Recently I read about the owner of a landscaping company who was lamenting the difficulty of holding onto employees. He even had some who had quit via text message, leaving him in the lurch, or in his case, mulch. I've never gotten a quit-text--in fact, I barely text at all. But anyone who loses an employee in such a perfunctory way should consider looking in the mirror before pointing the finger. Every business owner has heard, "You get what you pay for." What part of that expression is so hard to understand?

Two of the world's largest companies recently succumbed to pressure to do the right thing and raised their hourly wages, though not as much as many people think they should. Walmart's move affected more than a million workers; the company touted it as "one of the largest single-day private-sector pay increases ever." McDonald's pay hike applied only to employees at the 1,500 U.S. restaurants the company owns, not the 12,500 run by franchisees, though many of them felt pressured to go along.

The dollar-or-so hourly increases were publicized as a big deal, and now the companies say they're beginning to see results. In a press release, Walmart U.S. COO Judith McKenna enthused: "We're seeing strong increases in both customer experience and associate engagement scores. Five straight quarters of positive comps in our U.S. business is just one example of how helping our associates grow and succeed helps the company do the same." And a report out this week on Fortune.com came with the headline: "McDonald's Says Its Wage Hikes Are Improving Service."

Amazing, right? Who could have imagined that by paying employees more, companies might actually get something in return?

It never fails to astound me how so many employers think they should be able to find loyal, conscientious employees without exhibiting the same traits themselves. As a business owner, that means taking care of employees by offering competitive pay, adequate hours and generous benefits. And, oh yeah, one more thing: the opportunity to advance. Living on a dead-end road may be a good thing, but working at a dead-end job is not.
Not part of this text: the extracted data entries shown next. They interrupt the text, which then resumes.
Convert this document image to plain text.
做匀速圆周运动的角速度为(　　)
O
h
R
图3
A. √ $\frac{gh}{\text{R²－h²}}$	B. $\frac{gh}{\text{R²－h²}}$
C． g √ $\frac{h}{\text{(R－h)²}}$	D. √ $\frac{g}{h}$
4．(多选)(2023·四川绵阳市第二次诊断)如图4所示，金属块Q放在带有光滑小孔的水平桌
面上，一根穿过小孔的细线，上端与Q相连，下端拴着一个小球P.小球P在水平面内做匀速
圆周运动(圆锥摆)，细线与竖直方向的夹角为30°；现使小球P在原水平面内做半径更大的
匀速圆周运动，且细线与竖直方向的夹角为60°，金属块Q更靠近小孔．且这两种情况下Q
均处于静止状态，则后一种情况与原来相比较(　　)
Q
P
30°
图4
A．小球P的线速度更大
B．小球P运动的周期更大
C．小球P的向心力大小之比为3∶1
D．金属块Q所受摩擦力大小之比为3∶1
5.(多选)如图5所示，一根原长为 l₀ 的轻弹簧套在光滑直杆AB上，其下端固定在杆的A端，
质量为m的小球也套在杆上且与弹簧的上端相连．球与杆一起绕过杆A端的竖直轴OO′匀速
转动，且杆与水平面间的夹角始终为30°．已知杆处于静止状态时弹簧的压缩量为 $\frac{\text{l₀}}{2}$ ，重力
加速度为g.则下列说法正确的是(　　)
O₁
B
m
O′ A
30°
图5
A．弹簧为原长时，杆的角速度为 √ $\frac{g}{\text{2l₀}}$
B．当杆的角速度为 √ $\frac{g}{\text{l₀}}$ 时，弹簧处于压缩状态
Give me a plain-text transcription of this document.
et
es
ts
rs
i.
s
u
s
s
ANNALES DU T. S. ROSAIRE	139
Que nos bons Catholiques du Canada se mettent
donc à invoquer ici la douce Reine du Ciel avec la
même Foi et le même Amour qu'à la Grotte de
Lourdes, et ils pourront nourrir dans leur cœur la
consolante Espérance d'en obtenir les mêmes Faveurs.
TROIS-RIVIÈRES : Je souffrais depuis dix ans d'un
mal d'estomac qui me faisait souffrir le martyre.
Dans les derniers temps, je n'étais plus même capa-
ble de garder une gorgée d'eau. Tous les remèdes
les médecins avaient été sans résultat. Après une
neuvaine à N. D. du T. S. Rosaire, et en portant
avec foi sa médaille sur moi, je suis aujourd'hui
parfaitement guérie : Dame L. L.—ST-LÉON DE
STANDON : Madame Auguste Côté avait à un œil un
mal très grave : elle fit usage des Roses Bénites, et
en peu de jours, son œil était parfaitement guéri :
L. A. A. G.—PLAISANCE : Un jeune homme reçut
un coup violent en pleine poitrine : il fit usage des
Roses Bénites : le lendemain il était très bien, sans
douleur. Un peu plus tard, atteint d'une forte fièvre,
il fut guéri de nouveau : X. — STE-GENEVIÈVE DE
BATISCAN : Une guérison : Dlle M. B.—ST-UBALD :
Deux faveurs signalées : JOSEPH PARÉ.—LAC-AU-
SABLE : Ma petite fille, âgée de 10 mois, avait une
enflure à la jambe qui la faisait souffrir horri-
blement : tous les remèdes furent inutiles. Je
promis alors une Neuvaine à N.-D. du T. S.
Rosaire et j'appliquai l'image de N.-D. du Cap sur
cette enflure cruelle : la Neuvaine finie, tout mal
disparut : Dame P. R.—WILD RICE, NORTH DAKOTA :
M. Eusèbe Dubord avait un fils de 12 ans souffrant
Our company started out with six employees in 1999. Currently we have close to 850 and continue to add more each month. It's a huge responsibility to oversee so many people, but it's a huge privilege and opportunity, too. The quality of our workforce would be the envy of any company, and the reason is quite simple: we don't treat employees as an expense we're always trying to whittle down, but as an asset. We pay 20 percent more than the national average, give generous year-end bonuses and provide benefits that include an on-site nurse, subsidized healthy meals, extracurricular activities and yes, even ping-pong tables.

We promote our people often--one person who came here as an intern fewer than 10 years ago is now leading a $70 million division, and another who started out as a temp in manufacturing is now in charge of quality control on one of our product lines. And we offer stock appreciation rights, which are a far cry from startups' stock options--employees will never lose money with stock appreciation rights. The result of all this--hold onto your hat--is we get what we pay for, namely loyal and conscientious employees. And when you have better employees, everything works better. It's just common sense.

Heading a successful business--and believe me, it took a lot of time in the trenches to get to this point--is constantly challenging and always interesting. But at the end of the day what brings the greatest satisfaction is not that we're making money, but that by making money we can keep building the business and share its success with more employees.